By the way, my solution:
public int stealRecursive(int bagCapacity) {
return stealRecursive(bagCapacity, 0);
}
private int stealRecursive(int bagCapacity, int numberOfItemsStolen) {
boolean canSteal5kg = bagCapacity - 5 >= 0;
boolean canSteal3kg = bagCapacity - 3 >= 0;
boolean canSteal1kg = bagCapacity - 1 >= 0;
if (canSteal5kg) {
return stealRecursive(bagCapacity - 5, numberOfItemsStolen + 1);
}
if (canSteal3kg) {
return stealRecursive(bagCapacity - 3, numberOfItemsStolen + 1);
}
if (canSteal1kg) {
return stealRecursive(bagCapacity - 1, numberOfItemsStolen + 1);
}
return numberOfItemsStolen;
}
Some of you stated that putting the code is not pointing anywhere, you are right I just put it to show both my effort and way of thinking. Because whenever I ask a problem without putting my code, I've been warned to show my effort first, due this is not a homework site. That's why I put my code. Sorry for confusing.

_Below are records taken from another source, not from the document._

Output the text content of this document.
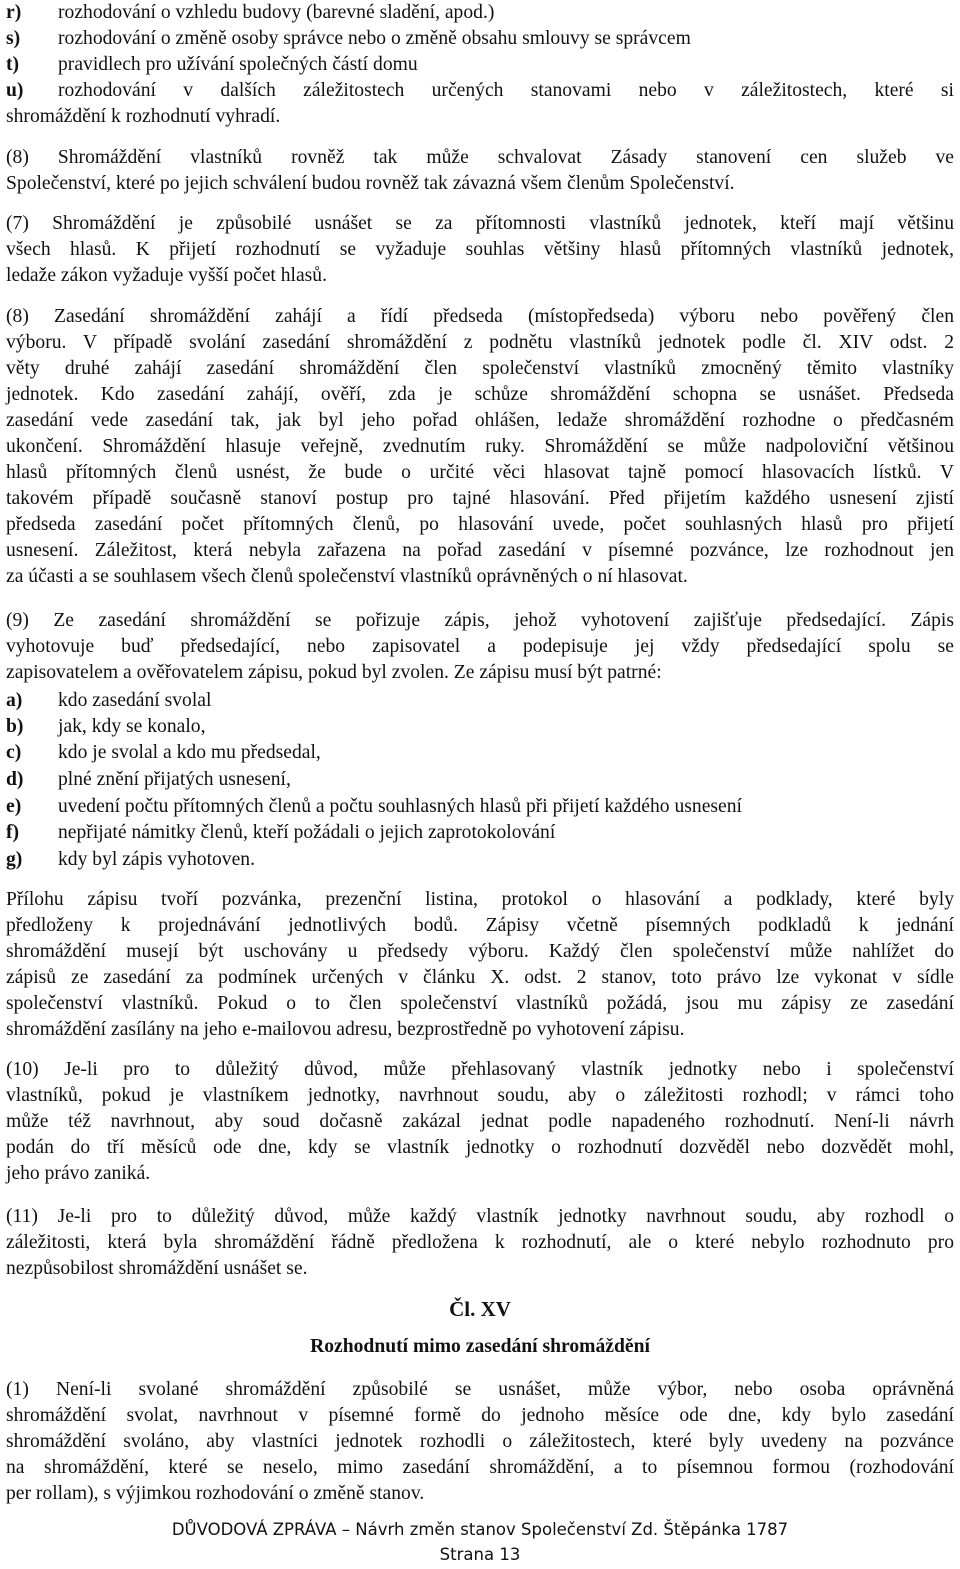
r) rozhodování o vzhledu budovy (barevné sladění, apod.)
s) rozhodování o změně osoby správce nebo o změně obsahu smlouvy se správcem
t) pravidlech pro užívání společných částí domu
u) rozhodování v dalších záležitostech určených stanovami nebo v záležitostech, které si
shromáždění k rozhodnutí vyhradí.
(8) Shromáždění vlastníků rovněž tak může schvalovat Zásady stanovení cen služeb ve
Společenství, které po jejich schválení budou rovněž tak závazná všem členům Společenství.
(7) Shromáždění je způsobilé usnášet se za přítomnosti vlastníků jednotek, kteří mají většinu
všech hlasů. K přijetí rozhodnutí se vyžaduje souhlas většiny hlasů přítomných vlastníků jednotek,
ledaže zákon vyžaduje vyšší počet hlasů.
(8) Zasedání shromáždění zahájí a řídí předseda (místopředseda) výboru nebo pověřený člen
výboru. V případě svolání zasedání shromáždění z podnětu vlastníků jednotek podle čl. XIV odst. 2
věty druhé zahájí zasedání shromáždění člen společenství vlastníků zmocněný těmito vlastníky
jednotek. Kdo zasedání zahájí, ověří, zda je schůze shromáždění schopna se usnášet. Předseda
zasedání vede zasedání tak, jak byl jeho pořad ohlášen, ledaže shromáždění rozhodne o předčasném
ukončení. Shromáždění hlasuje veřejně, zvednutím ruky. Shromáždění se může nadpoloviční většinou
hlasů přítomných členů usnést, že bude o určité věci hlasovat tajně pomocí hlasovacích lístků. V
takovém případě současně stanoví postup pro tajné hlasování. Před přijetím každého usnesení zjistí
předseda zasedání počet přítomných členů, po hlasování uvede, počet souhlasných hlasů pro přijetí
usnesení. Záležitost, která nebyla zařazena na pořad zasedání v písemné pozvánce, lze rozhodnout jen
za účasti a se souhlasem všech členů společenství vlastníků oprávněných o ní hlasovat.
(9) Ze zasedání shromáždění se pořizuje zápis, jehož vyhotovení zajišťuje předsedající. Zápis
vyhotovuje buď předsedající, nebo zapisovatel a podepisuje jej vždy předsedající spolu se
zapisovatelem a ověřovatelem zápisu, pokud byl zvolen. Ze zápisu musí být patrné:
a) kdo zasedání svolal
b) jak, kdy se konalo,
c) kdo je svolal a kdo mu předsedal,
d) plné znění přijatých usnesení,
e) uvedení počtu přítomných členů a počtu souhlasných hlasů při přijetí každého usnesení
f) nepřijaté námitky členů, kteří požádali o jejich zaprotokolování
g) kdy byl zápis vyhotoven.
Přílohu zápisu tvoří pozvánka, prezenční listina, protokol o hlasování a podklady, které byly
předloženy k projednávání jednotlivých bodů. Zápisy včetně písemných podkladů k jednání
shromáždění musejí být uschovány u předsedy výboru. Každý člen společenství může nahlížet do
zápisů ze zasedání za podmínek určených v článku X. odst. 2 stanov, toto právo lze vykonat v sídle
společenství vlastníků. Pokud o to člen společenství vlastníků požádá, jsou mu zápisy ze zasedání
shromáždění zasílány na jeho e-mailovou adresu, bezprostředně po vyhotovení zápisu.
(10) Je-li pro to důležitý důvod, může přehlasovaný vlastník jednotky nebo i společenství
vlastníků, pokud je vlastníkem jednotky, navrhnout soudu, aby o záležitosti rozhodl; v rámci toho
může též navrhnout, aby soud dočasně zakázal jednat podle napadeného rozhodnutí. Není-li návrh
podán do tří měsíců ode dne, kdy se vlastník jednotky o rozhodnutí dozvěděl nebo dozvědět mohl,
jeho právo zaniká.
(11) Je-li pro to důležitý důvod, může každý vlastník jednotky navrhnout soudu, aby rozhodl o
záležitosti, která byla shromáždění řádně předložena k rozhodnutí, ale o které nebylo rozhodnuto pro
nezpůsobilost shromáždění usnášet se.
Čl. XV
Rozhodnutí mimo zasedání shromáždění
(1) Není-li svolané shromáždění způsobilé se usnášet, může výbor, nebo osoba oprávněná
shromáždění svolat, navrhnout v písemné formě do jednoho měsíce ode dne, kdy bylo zasedání
shromáždění svoláno, aby vlastníci jednotek rozhodli o záležitostech, které byly uvedeny na pozvánce
na shromáždění, které se neselo, mimo zasedání shromáždění, a to písemnou formou (rozhodování
per rollam), s výjimkou rozhodování o změně stanov.
DŮVODOVÁ ZPRÁVA – Návrh změn stanov Společenství Zd. Štěpánka 1787
Strana 13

First, let's suppose that you have "taken" as many 5k items as possible, so you end up having
m = capacity mod 5
items to be stolen and you have already stolen 5n kilograms.
Cases
5n
In this case you have n items and if you have stolen 1k or 3k items, then it would be worse (except for n = 0, in which case it does not make a difference whether you steal 0 items of 5 kilograms, 0 items of 3 kilograms or 0 items of 1 kilogram)
5n + 1
In this case you have stolen n items of 5 kilograms and you steal an item of 1 kilogram additionally.

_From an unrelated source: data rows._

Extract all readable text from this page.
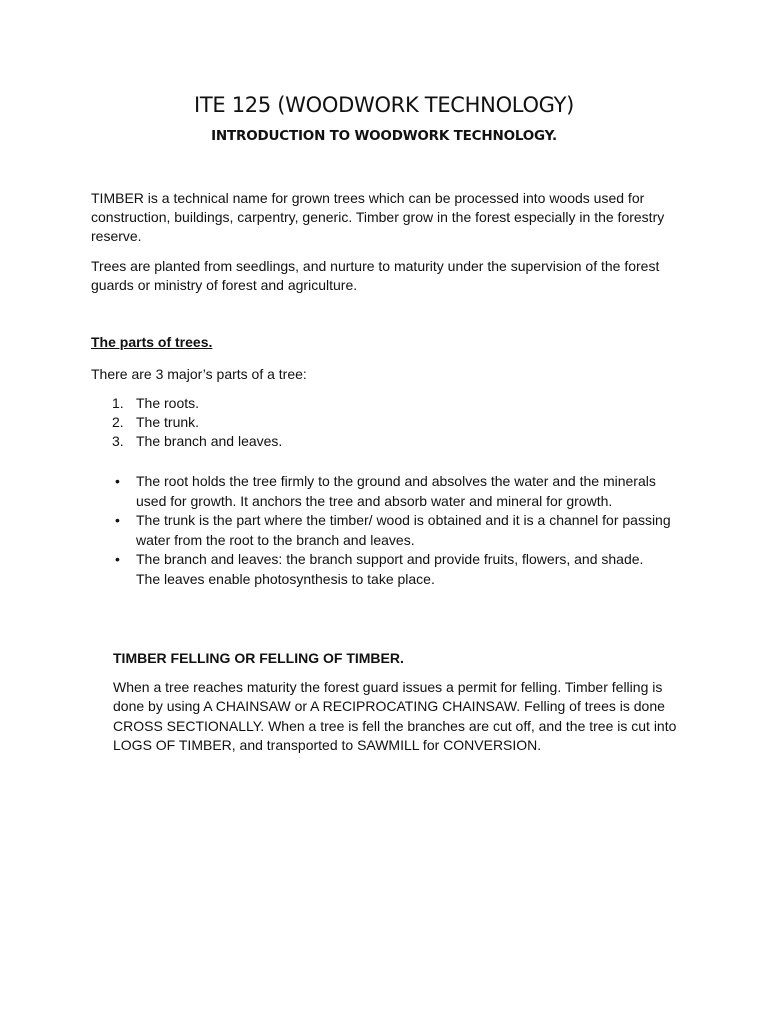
ITE 125 (WOODWORK TECHNOLOGY)
INTRODUCTION TO WOODWORK TECHNOLOGY.

TIMBER is a technical name for grown trees which can be processed into woods used for construction, buildings, carpentry, generic. Timber grow in the forest especially in the forestry reserve.

Trees are planted from seedlings, and nurture to maturity under the supervision of the forest guards or ministry of forest and agriculture.

The parts of trees.

There are 3 major’s parts of a tree:

1. The roots.
2. The trunk.
3. The branch and leaves.
• The root holds the tree firmly to the ground and absolves the water and the minerals used for growth. It anchors the tree and absorb water and mineral for growth.
• The trunk is the part where the timber/ wood is obtained and it is a channel for passing water from the root to the branch and leaves.
• The branch and leaves: the branch support and provide fruits, flowers, and shade. The leaves enable photosynthesis to take place.
TIMBER FELLING OR FELLING OF TIMBER.

When a tree reaches maturity the forest guard issues a permit for felling. Timber felling is done by using A CHAINSAW or A RECIPROCATING CHAINSAW. Felling of trees is done CROSS SECTIONALLY. When a tree is fell the branches are cut off, and the tree is cut into LOGS OF TIMBER, and transported to SAWMILL for CONVERSION.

In the case of capacity = 6, you can steal 5 + 1 kilograms or 3 + 3 kilograms, leading to the same result, but the greater n is, the greater is the advantage of the greedy approach.
We have 5n + 1 + 1
in the case of capacity = 7, we have 5 + 1 + 1 vs 3 + 3 + 1, but in general, greedy is better here as well.
5n + 3
This is much better than 5n + 1 + 1 + 1
5n + 3 + 1
In the case of 9, we have 5 + 3 + 1 vs 3 + 3 + 3, but in general, greedy is better
In general, greedy is better, but in some cases there is a tie. The reason is that there is an infinity of items that can be stolen. If there would be finite items of 5, 3, and 1 kilograms, respectively, then we can imagine scenarios like
5k items: 1 3k items: 3 1k items: 0
capacity: 9
Now, if you take the 5k item, then you will end up with a loot of 8, instead of a loot of 9. But we have infinite 5k, 3k and 1k items, so this is not a real scenario.